Thursday 4 September 2008

An Unjust Society?

A new book by David Walker and Polly Toynbee " Unjust Rewards " is shaking the rafters . I went to the launch party and lecture at the RSA tonight. The book argues that despite a strong commitment by Government to creating a more equal society we have seen more inequality . They quote a lot of statistics to prove their point . I'm not sure whether this is actually the case . It strikes me that society has become more equal , and certainly the investment in our key public services like health and education , the radical social reforms on women and gender equality have made our society fairer . But it is also trus that there has been a huge growth in the gap between the rich and the poor and a massive growth in the super rich who make a pathetic contribution to the public realm through taxation .

There is an interesting exchange when a venture capitalist suggest that it is better for the super rich to give through philanthropy . Polly gives that old canard short shrift .And she name checks me in support of her ! the fact is tnat giving by the wealthy is minute in proportion to their wealth , and giving has not risen in line with the vast expansion of personal wealth. In any case, as Polly argues, philanthropy is undemocratic . It is old fashioned noblesse oblige , with the rich deciding what particular good cause will get their generous patronage . Hear , hear , Polly . It's the trouble with a lot of Foundations whose funding priorities are set by small groups of largely unaccountable trustees with little transparency and practically no accountability.

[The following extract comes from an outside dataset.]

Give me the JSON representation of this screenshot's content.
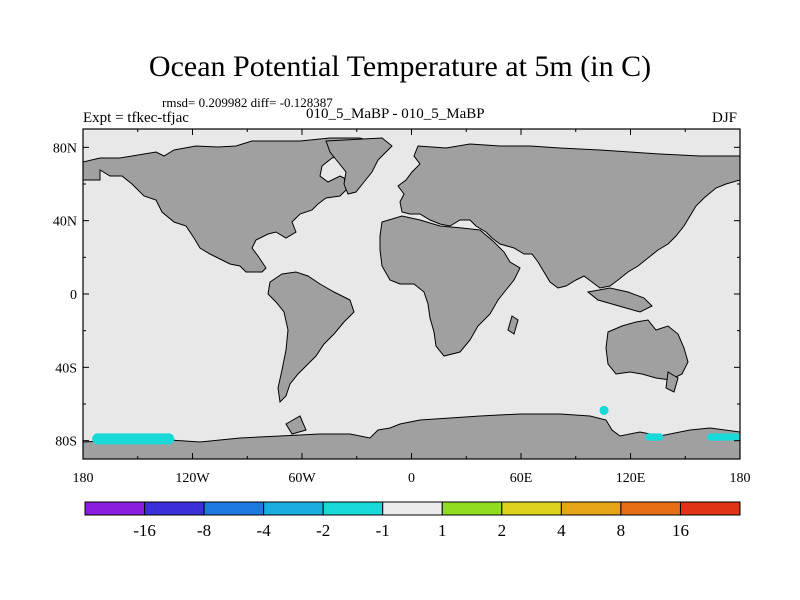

I support their call for fairer taxation of the very rich . And I support their call for politicians to put the case for taxes supporting our public realm .Well done to P and D for this polemic . Great to have them pushing this debate.Will any party be prepared to take up the issues they raise . This could be the big issue for Gordon brown , who undoubtedly does believe in a fairer society even if his actions have sometimes fallen short of that goal .

I buy the book and get Polly and David to sign it. Ther are a range of politicians there . David Willetts MP makes a good contribution though perhaps a little light on what a Tory Government might do on this issue .But it is excellent to have a key Tory thinker and strategist engaged in this debate . It marks a shift from the days of the last Tory Government and that is progress.And David is a good guy ( educated at my old college so that's not surprising! )

Ed Miliband MP turns up looking remarkably relaxed in the circumstances. He tells me he has just been in California , which probably explains it ! He tells me to keep up the blogging! He likes to find out about government policy on the sector from it!Good to see Ed , one of the governments top stars.And he spots my Obamaba lapel button!

Tomorrow I'm off to Sheffield to an acevo lunch with Nick Clegg MP, leader of the Lib Dems .I shall be quizzing him on his reactions to the Polly thesis ! He better have read it!+

1 comment:

Anonymous said...

Not sure how you can suggest that society has become more equal, when the gap between rich and poor has grown so much over the last ten years. Recent times may have brought more people in the UK into the middle ground of relative prosperity (house, car, holidays etc) but the fact that the underbelly of our society has suffered more versus the rest of us suggests that we haven't got it right and we are being seriously let down by those that were elected to make a difference. David and Polly are quite right to challenge the giving principles of many rich people, for whom giving is often as much about recognition as it is about tax-avoidance (but fits with the twisted environment that both government and our wider society has created for them).

Yes, interesting to see which politicians will agree or not, but within the third sector how many of your members will join this call? Not many I suspect as, in a similar way to the depressing fawning over celebrities, no-one will want to upset their major donors, concerning themselves more with short-term income for their charities rather than a long-term shift in what we value in our society.